To say the Child’s Play remake got off to a rough start is an understatement. A low-budget remake almost no one asked for, with the original creative team giving MGM a collective “fuck you” in response to it? Needless to say, I walked into the theater with low expectations, braced for yet another soulless horror remake in the long string of such films. Yet a part of me was hoping that this new take on the killer doll formula could just maybe succeed as its own branch in the Chucky franchise.
And surprisingly enough, it almost does, yet falls just a tad short (much like its diminutive killer). In a new twist, the film decides to forego any of the serial killer voodoo mumbo jumbo and rather present us with a smart-home horror. What if your Amazon Alexa was an AI-controlled Doll? And what if the underpaid east Asian worker assembling your doll decided he was fed up with his 3 dollars a week and programmed it to kill you? If that concept doesn’t get a devious smirk out of you, then this is probably not going to be a fun hour and a half of playtime.
Let’s get the obvious out of the way first. This doll shouldn’t be named Chucky. How the doll gets the name Chucky is so forced you can practically hear the MGM Suits saying, “But how can it be a Child’s Play movie if he’s not Chucky?”. Compounding the issue is the fact that this Buddi is one of the ugliest dolls ever conceived. It’s a real stretch to think that any child would embrace this thing rather than run away screaming.
Thankfully, the studio gets Mark Hamill to voice this new Chucky, and to his credit, Hamill gives us the film’s more clearly defined character. There’s at least a serious attempt to show Chucky’s descent into interpreting violence as acceptable (through a viewing of Texas Chainsaw 2, of all things); Hamill sells the confusion as the doll is locked up for actions he thinks should be acceptable, the betrayal when Andy attempts to disable him, and the rage as Chucky finally decides that if he can’t play with Andy, no one can.
The film spends the first 45 minutes kill-free, curiously choosing to build up the relationship between our stereotypically lonely kid Andy and his new Buddi doll. The dolls comes courtesy of Aubrey Plaza, who you can feel rolling her eyes in between takes as they go through the now-tired motions of a troubled household. Single mom who can’t connect to her son? Check. Deadbeat stepfather/boyfriend whose sole character trait is him going for beer in every scene? Check. Cute cat set up for the first kill? Check Checkity check. It’s to the movie’s detriment that this first act drags, leaving me checking the time.

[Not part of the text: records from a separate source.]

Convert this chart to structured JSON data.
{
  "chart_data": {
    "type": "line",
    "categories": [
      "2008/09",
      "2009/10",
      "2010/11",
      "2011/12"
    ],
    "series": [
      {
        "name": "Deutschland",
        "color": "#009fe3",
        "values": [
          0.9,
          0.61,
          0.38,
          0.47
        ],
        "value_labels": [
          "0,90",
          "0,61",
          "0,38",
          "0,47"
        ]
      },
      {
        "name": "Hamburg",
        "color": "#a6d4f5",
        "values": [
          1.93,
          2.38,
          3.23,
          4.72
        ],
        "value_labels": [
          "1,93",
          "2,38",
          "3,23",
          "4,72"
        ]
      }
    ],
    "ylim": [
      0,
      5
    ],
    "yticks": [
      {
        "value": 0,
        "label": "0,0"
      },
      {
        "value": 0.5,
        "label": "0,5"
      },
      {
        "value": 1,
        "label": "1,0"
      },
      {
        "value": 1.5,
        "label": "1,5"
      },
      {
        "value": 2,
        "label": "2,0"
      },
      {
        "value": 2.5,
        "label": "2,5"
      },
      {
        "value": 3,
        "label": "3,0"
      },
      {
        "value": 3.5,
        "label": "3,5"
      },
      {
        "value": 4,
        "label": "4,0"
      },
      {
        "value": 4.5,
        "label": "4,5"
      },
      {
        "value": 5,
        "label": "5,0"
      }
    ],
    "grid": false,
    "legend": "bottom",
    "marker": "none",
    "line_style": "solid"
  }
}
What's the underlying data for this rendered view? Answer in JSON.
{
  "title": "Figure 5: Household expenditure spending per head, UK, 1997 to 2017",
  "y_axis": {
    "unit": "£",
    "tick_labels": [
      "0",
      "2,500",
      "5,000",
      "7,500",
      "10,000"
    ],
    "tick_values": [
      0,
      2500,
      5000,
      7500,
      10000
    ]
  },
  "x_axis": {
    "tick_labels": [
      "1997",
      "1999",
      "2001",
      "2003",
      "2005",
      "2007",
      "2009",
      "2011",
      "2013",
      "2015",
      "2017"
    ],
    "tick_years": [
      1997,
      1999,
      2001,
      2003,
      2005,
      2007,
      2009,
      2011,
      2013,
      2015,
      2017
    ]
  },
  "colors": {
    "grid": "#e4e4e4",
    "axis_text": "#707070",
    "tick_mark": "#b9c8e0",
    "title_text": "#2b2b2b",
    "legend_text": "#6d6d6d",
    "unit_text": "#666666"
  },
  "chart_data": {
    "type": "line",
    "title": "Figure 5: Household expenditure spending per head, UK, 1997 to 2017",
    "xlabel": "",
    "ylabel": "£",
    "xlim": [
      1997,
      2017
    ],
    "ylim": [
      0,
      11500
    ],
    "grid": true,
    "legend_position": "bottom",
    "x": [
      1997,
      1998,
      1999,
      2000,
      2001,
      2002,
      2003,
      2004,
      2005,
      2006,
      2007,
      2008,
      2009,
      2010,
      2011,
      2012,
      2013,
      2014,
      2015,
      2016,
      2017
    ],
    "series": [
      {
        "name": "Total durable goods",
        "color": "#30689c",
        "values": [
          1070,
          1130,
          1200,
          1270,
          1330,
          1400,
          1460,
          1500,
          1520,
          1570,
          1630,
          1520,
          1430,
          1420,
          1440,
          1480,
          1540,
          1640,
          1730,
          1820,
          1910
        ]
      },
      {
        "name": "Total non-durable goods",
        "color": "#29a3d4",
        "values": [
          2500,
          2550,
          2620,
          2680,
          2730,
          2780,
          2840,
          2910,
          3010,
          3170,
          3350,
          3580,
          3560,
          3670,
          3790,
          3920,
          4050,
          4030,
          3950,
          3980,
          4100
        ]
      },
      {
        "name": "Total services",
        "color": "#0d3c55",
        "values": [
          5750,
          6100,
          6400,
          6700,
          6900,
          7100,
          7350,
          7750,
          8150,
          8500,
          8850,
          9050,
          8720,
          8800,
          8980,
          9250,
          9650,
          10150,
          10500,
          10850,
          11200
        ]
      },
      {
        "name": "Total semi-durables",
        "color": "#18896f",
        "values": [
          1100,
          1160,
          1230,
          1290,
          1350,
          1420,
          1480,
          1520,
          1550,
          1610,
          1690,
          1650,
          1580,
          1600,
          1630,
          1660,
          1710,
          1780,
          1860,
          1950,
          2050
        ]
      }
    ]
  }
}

But once the film finally gets to the kills, we are at last treated to some fun gore; the centerpiece being when a character’s face meets a mechanical garden implement. Subsequent stabbing, burning and sawing provide the movie with a much-needed boost; although a kill by an auto-driving uber is just a tad too ridiculous even for this film.
Sadly, just as things are ramping up, the movie takes a 10-minute detour to get into the subplot that maybe it’s Andy committing these crimes instead of the doll, with the local detective (Bryan Tyree Henry) starting to suspect his neighbor may be responsible for these deaths with child-sized footprints. Frustratingly, this thread has almost no payoff and yet the movie sits spinning its wheels while Chucky torments Andy for… reasons?
Well, a final-act massacre at the local toy store for the new Buddi doll release night both showcases some inventive kills while simultaneously revealing that this movie didn’t have the budge to pull off a final-act toy store massacre. Blood-splattered kids and razor-bladed drones zipping around provide some dark fun, but all too soon it’s off to the requisite finale that frustratingly chooses to emulate the original pretty much to a tee.
Child’s Play 2019 is a film with moments that want to make me defend it. The best part is Hamill’s characterization of Chuck, and he did his best to provide motivation for murderous plastic. The kills are pretty decent, there’s some fun dark humor, and the concept of an Alexa gone wrong is a good concept for a original Chucky film. Unfortunately, the film struggles to find the right pacing and tone; it just feels like there were too many hands on this production. The result: what could be a remake done right just dives right into just ho-hum slasher territory. I’d say it’s worth a rental if you’re curious, but there’s no reason to pick this over the Mancini original.